At least this is what the onlookers remember. All I can recall is starting the descent with my skirt on and finishing in my underpants, skirt still half way up the slide.

I wish I could tell you that this is an isolated incident in an otherwise uneventful life. But we both know that I would be lying.

Next week : Part 2 – The Tuscan pizza of degradation


The moment of truth

I’m standing in the queue in Starbucks, waiting for my turn with the frappachino and herbal tea requests.  I’m here for a meeting.  In less than two hours I’ll be at another meeting with an MP – a former Home Office Minister who knows his stuff – and I’m exhausted.

I jolted awake at four this morning from another horrendous nightmare.  My job involves thinking about human trafficking and exploitation day in day out and unfortunately this is not without its side effects.
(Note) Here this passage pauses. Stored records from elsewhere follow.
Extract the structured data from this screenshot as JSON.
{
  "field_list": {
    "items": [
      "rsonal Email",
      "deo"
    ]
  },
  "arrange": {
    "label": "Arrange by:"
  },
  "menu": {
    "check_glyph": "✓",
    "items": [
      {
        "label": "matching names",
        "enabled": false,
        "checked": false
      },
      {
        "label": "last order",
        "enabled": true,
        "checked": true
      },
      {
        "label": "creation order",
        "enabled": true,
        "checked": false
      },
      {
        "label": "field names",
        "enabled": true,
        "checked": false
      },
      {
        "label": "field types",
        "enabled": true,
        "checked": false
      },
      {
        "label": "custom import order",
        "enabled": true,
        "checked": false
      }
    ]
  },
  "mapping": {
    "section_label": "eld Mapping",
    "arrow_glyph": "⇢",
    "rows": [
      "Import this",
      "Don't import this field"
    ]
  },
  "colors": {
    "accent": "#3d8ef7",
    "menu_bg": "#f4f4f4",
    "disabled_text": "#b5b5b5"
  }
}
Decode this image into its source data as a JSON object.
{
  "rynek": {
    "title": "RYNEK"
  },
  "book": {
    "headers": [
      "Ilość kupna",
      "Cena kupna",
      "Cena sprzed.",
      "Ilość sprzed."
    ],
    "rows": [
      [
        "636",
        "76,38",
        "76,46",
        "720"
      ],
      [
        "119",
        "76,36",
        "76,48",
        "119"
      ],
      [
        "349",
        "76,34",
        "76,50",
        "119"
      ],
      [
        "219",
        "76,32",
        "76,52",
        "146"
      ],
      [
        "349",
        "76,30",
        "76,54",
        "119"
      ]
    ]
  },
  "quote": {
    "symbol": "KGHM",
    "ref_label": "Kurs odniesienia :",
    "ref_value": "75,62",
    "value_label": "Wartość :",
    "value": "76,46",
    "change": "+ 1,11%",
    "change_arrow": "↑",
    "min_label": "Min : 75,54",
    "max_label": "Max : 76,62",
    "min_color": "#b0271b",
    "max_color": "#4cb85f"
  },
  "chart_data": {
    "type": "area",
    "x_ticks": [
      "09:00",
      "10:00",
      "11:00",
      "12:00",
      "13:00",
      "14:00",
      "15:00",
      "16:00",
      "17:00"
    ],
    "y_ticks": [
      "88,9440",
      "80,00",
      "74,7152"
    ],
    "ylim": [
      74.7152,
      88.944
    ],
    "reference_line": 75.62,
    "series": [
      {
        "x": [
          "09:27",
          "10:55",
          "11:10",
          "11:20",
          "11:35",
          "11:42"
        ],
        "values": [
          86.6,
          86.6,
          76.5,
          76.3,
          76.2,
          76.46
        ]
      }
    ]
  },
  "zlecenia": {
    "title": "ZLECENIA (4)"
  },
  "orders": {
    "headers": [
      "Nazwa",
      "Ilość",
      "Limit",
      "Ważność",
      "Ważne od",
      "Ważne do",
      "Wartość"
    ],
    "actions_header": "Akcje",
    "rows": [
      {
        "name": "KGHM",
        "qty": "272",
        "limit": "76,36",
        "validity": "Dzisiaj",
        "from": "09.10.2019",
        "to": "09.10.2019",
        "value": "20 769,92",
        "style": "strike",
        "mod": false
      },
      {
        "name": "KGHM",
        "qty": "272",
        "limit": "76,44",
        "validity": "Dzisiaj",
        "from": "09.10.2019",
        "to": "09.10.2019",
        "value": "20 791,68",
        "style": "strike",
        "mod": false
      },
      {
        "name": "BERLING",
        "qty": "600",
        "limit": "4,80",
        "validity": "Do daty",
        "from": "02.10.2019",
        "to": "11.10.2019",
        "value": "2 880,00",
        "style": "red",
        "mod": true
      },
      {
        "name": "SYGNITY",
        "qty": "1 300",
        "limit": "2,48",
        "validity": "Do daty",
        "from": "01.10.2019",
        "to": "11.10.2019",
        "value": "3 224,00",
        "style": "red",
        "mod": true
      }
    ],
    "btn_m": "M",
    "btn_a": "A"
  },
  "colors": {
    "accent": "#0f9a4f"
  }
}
I also have another minor problem on my hands.  At 11am this morning I realised there was a small hole in my skirt.  Unfortunately this hole is located directly over the butt area.  I quite like my bum as it is, but my skirts do have to stretch a little to fit and tend to give way at inconvenient moments – for example, during 11am meetings with lots of men. (This is me we’re talking about – I mean, my skirt was never going to wait for an all-girl slumber party.)

I quickly excused myself from the manly meeting (walking backwards out of the room as normally as possible) and rushed to my colleague, Gemma, to ask for her opinion.  Is the hole noticeable?  Can I possibly get away with it for a whole 30 minutes in the presence of an esteemed politician?  Her contorted expression, trying to hold back a pained smirk, confirmed the answer as a firm NO.  Five minutes later, I emerged from the bathroom with a safety pin holding my skirt together.  Unfortunately this was not the world’s most sturdy piece of metal and within minutes I had an undone pin protruding out of my bottom, ready to puncture anyone who got too close.

So here I stand in Starbucks – exhausted, slightly traumatised, with a safety pin sticking outta my butt.  If I’m looking for a sign that something in my life has got to change, this is it.